Really Good Movies

Saturday, July 08, 2006

Hollow Man

Movie: Hollow Man (2000)
Watched with: Angelo

I wanted to see this because, after liking the corporate criticism of Robocop and the fascism psuedo-critique of Starship Troopers, I wanted to see some more Paul Verhoeven, and Angelo refused to watch Basic Instinct.

Unfortunately, Hollow Man lacks the screenwriter behind those better scifi movies, and in their place is the guy who brought us such thoughtful masterpieces as Air Force One and End of Days.

The very first scene of Hollow Man is already dumb, as an impossibly loud and impossibly fast rat (have you ever heard a rat loudly squeak or seen it run?) is eaten by an invisible gorilla. Considering gorillas are herbavores--not even omnivores like chimpanzees and humans--this is about is implausible as the invisibility serum itself.

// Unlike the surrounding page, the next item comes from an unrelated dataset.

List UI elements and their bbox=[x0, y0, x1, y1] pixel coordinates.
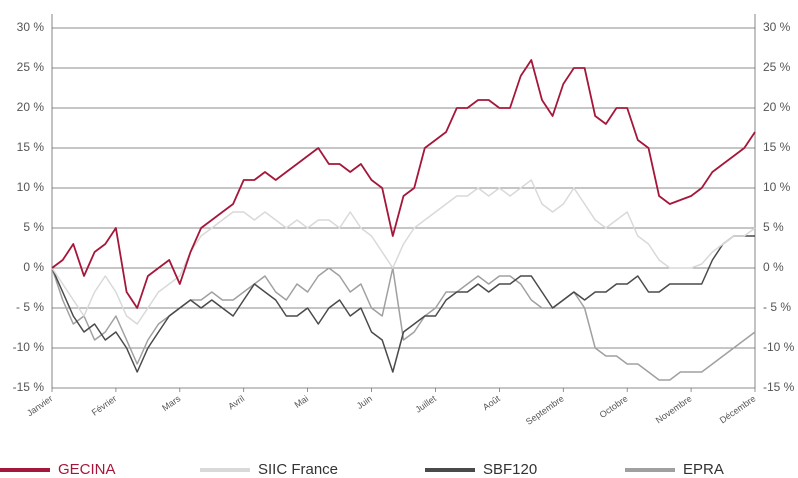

More generally, the first 45 minutes or so of the movie are pretty good. The invisibiity effect is cool, the characters (while not exactly deep) are distinguishable and passably interesting, and it's all fittingly dramatic.

The movie fails once the screenwriter got bored and had Kevin Bacon just turn evil.
There's an interesting moment where he realizes no one can stop him from spying on his hot neighbor and he says, "I shouldn't...but...who would know?"
It could have been really cool if the movie was about his slow descent into creepiness.
Instead, he just breaks in and rapes her. Ugly and obvious and boring.

The other way it could have been interesting is if he turned evil immediately but then he stayed out of sight, and the other characters could be constantly paranoid about whether or not he's there. It kind of tries to do this, but then they get bored and have him start smashing windows and it's dumb.

The climax is senseless and uninteresting, inexiplicably involving an exploding elevator shaft.

The way in which Paul Verhoeven is awesome is not a way which precludes him doing shit movies, so I can't really say I'm dissapointed, but it should have been better.